His fluency makes him indispensable to other artists: in our post-internet age, art is primarily experienced via online imagery. As an installation photographer, Limit undertakes what Susan Sontag calls the “evangelical incentive” of translation: he works to expose others’ work to a wider audience.
When working for himself, maximum exposure remains – per the stock mentality – Limit’s goal. Consciousness of this end pervades his process: he works with a constant view to the final product – the image. When he makes objects, he sculpts them to appear from a particular angle. And, when he arranges photographs as objects on the wall for his exhibitions, he is anticipating the installation views that he himself will shoot.
He most recently realized this plan with the exhibit Show Room at Clint Roenisch Gallery at the beginning of 2013. The show institutionalized the photographer’s privileging of image over object: at the front of the gallery, Limit displayed his ‘real’ products, his images. He tucked his sculptural work into the back room and, later, photographed it installed. The installation persists in imagery quite close to the artist’s studio work; the gallery walls are only slightly more textured than a typical Limit background. To take these shots was perhaps more to transcribe than to translate; they were designed for the lens. Precisely composed, these views themselves warrant display – and the process could continue infinitely.
Andrea Pinheiro
In Pinheiro’s practice, as in Cortázar’s story, tacking photos to the wall is a gesture of continuance. Photographs can preserve unnoticed details that observers can discover later; attentive audiences can extend the life of a captured moment. Pinheiro sees that truth and raises it: the image on the wall may continue imparting information, and meanwhile persist in recording.

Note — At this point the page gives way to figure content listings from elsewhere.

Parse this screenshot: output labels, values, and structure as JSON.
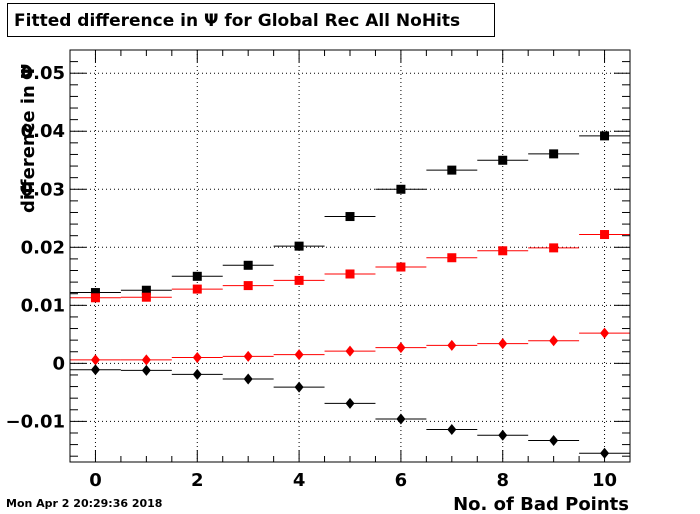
{
  "title": "Fitted difference in  Ψ  for Global Rec All NoHits",
  "timestamp": "Mon Apr  2 20:29:36 2018",
  "chart_data": {
    "type": "scatter",
    "title": "Fitted difference in  Ψ  for Global Rec All NoHits",
    "xlabel": "No. of Bad Points",
    "ylabel": "difference in Ψ",
    "xlim": [
      -0.5,
      10.5
    ],
    "ylim": [
      -0.017,
      0.054
    ],
    "grid": true,
    "x_ticks": [
      0,
      2,
      4,
      6,
      8,
      10
    ],
    "x_tick_labels": [
      "0",
      "2",
      "4",
      "6",
      "8",
      "10"
    ],
    "y_ticks": [
      -0.01,
      0,
      0.01,
      0.02,
      0.03,
      0.04,
      0.05
    ],
    "y_tick_labels": [
      "−0.01",
      "0",
      "0.01",
      "0.02",
      "0.03",
      "0.04",
      "0.05"
    ],
    "x_error": 0.5,
    "series": [
      {
        "marker": "square",
        "color": "#000000",
        "x": [
          0,
          1,
          2,
          3,
          4,
          5,
          6,
          7,
          8,
          9,
          10
        ],
        "y": [
          0.0122,
          0.0126,
          0.015,
          0.0169,
          0.0202,
          0.0253,
          0.03,
          0.0333,
          0.035,
          0.0361,
          0.0392
        ]
      },
      {
        "marker": "square",
        "color": "#ff0000",
        "x": [
          0,
          1,
          2,
          3,
          4,
          5,
          6,
          7,
          8,
          9,
          10
        ],
        "y": [
          0.0113,
          0.0114,
          0.0128,
          0.0134,
          0.0143,
          0.0154,
          0.0166,
          0.0182,
          0.0194,
          0.0199,
          0.0222
        ]
      },
      {
        "marker": "diamond",
        "color": "#ff0000",
        "x": [
          0,
          1,
          2,
          3,
          4,
          5,
          6,
          7,
          8,
          9,
          10
        ],
        "y": [
          0.0006,
          0.0006,
          0.001,
          0.0012,
          0.0015,
          0.0021,
          0.0027,
          0.0031,
          0.0034,
          0.0039,
          0.0052
        ]
      },
      {
        "marker": "diamond",
        "color": "#000000",
        "x": [
          0,
          1,
          2,
          3,
          4,
          5,
          6,
          7,
          8,
          9,
          10
        ],
        "y": [
          -0.0011,
          -0.0012,
          -0.0019,
          -0.0027,
          -0.0041,
          -0.0069,
          -0.0096,
          -0.0114,
          -0.0124,
          -0.0133,
          -0.0155
        ]
      }
    ]
  }
}
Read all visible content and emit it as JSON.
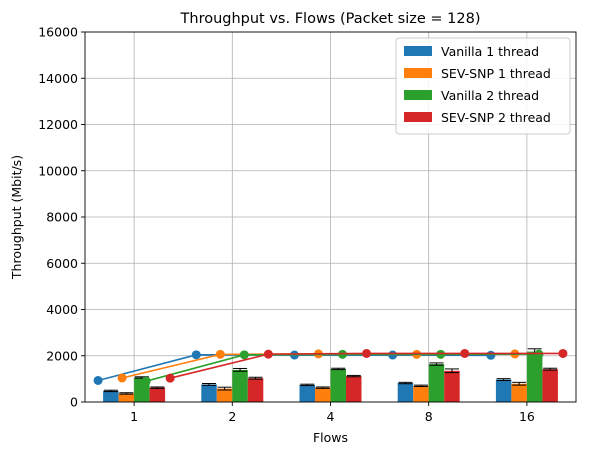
{
  "chart_data": {
    "type": "bar",
    "title": "Throughput vs. Flows (Packet size = 128)",
    "xlabel": "Flows",
    "ylabel": "Throughput (Mbit/s)",
    "categories": [
      "1",
      "2",
      "4",
      "8",
      "16"
    ],
    "ylim": [
      0,
      16000
    ],
    "yticks": [
      0,
      2000,
      4000,
      6000,
      8000,
      10000,
      12000,
      14000,
      16000
    ],
    "grid": true,
    "legend_position": "top-right",
    "series": [
      {
        "name": "Vanilla 1 thread",
        "color": "#1f77b4",
        "bar_values": [
          480,
          760,
          740,
          820,
          970
        ],
        "bar_errors": [
          30,
          40,
          30,
          30,
          40
        ],
        "line_values": [
          930,
          2040,
          2030,
          2030,
          2020
        ]
      },
      {
        "name": "SEV-SNP 1 thread",
        "color": "#ff7f0e",
        "bar_values": [
          370,
          580,
          620,
          700,
          790
        ],
        "bar_errors": [
          30,
          60,
          30,
          30,
          60
        ],
        "line_values": [
          1040,
          2060,
          2080,
          2060,
          2080
        ]
      },
      {
        "name": "Vanilla 2 thread",
        "color": "#2ca02c",
        "bar_values": [
          1060,
          1390,
          1430,
          1640,
          2180
        ],
        "bar_errors": [
          30,
          60,
          30,
          50,
          120
        ],
        "line_values": [
          900,
          2040,
          2060,
          2060,
          2070
        ]
      },
      {
        "name": "SEV-SNP 2 thread",
        "color": "#d62728",
        "bar_values": [
          620,
          1030,
          1120,
          1350,
          1420
        ],
        "bar_errors": [
          30,
          40,
          30,
          80,
          40
        ],
        "line_values": [
          1030,
          2070,
          2100,
          2100,
          2100
        ]
      }
    ]
  }
}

Often thematizing the receptivity of the photograph, Pinheiro’s work links sensitivity to objecthood. Mutability shows up in materiality; texture implies perpetuity. For the series Safn (2010 – ongoing), the artist painted onto pictures she took of the eponymous gallery space. Enlarged from postcard to poster-size, the applied paint reads almost sculptural.
The brushstrokes are explicitly expressionistic, the photographs implicitly so. Both are personal, and to some degree Safn comprises indexical portraits of the artist. The shots are casual; they are Pinheiro’s spontaneous records: unofficial souvenirs of an experience, preserved by the camera. The paint is her response to the prints, recorded by the brush. Both deliberately retain a certain crudeness.
The marks are elicited by the image, and the photos by the space. The space, in turn, is filled with others’ art. Pinheiro paints With Roth, On Fleury, Over Andre and Neuhaus. To this extent, Safn constitutes a series of unauthorized collaborations with iconic artists, anathematic to the traditional installation view.
Moreover, though, the series documents a synergy between audience and exhibit. Safn is a personal collection, housed in a home: effectively, Pinheiro also collaborated with the collectors. Their practices parallel: like collecting, photographing is a way to express through observation and selection. Both group things together in a context, and it’s this gestalt – the whole gallery – that Pinheiro paints with, on and over: zooming out is as important as blowing up.
Heather White is a Toronto-based writer whose current interests skew to the narrative and psychological in contemporary art. She has recently contributed to C Magazine, The Brooklyn Rail, The San Francisco Arts Quarterly and the Telegraph-Journal. Her writing was awarded a prize by the Canadian Art Foundation in 2012.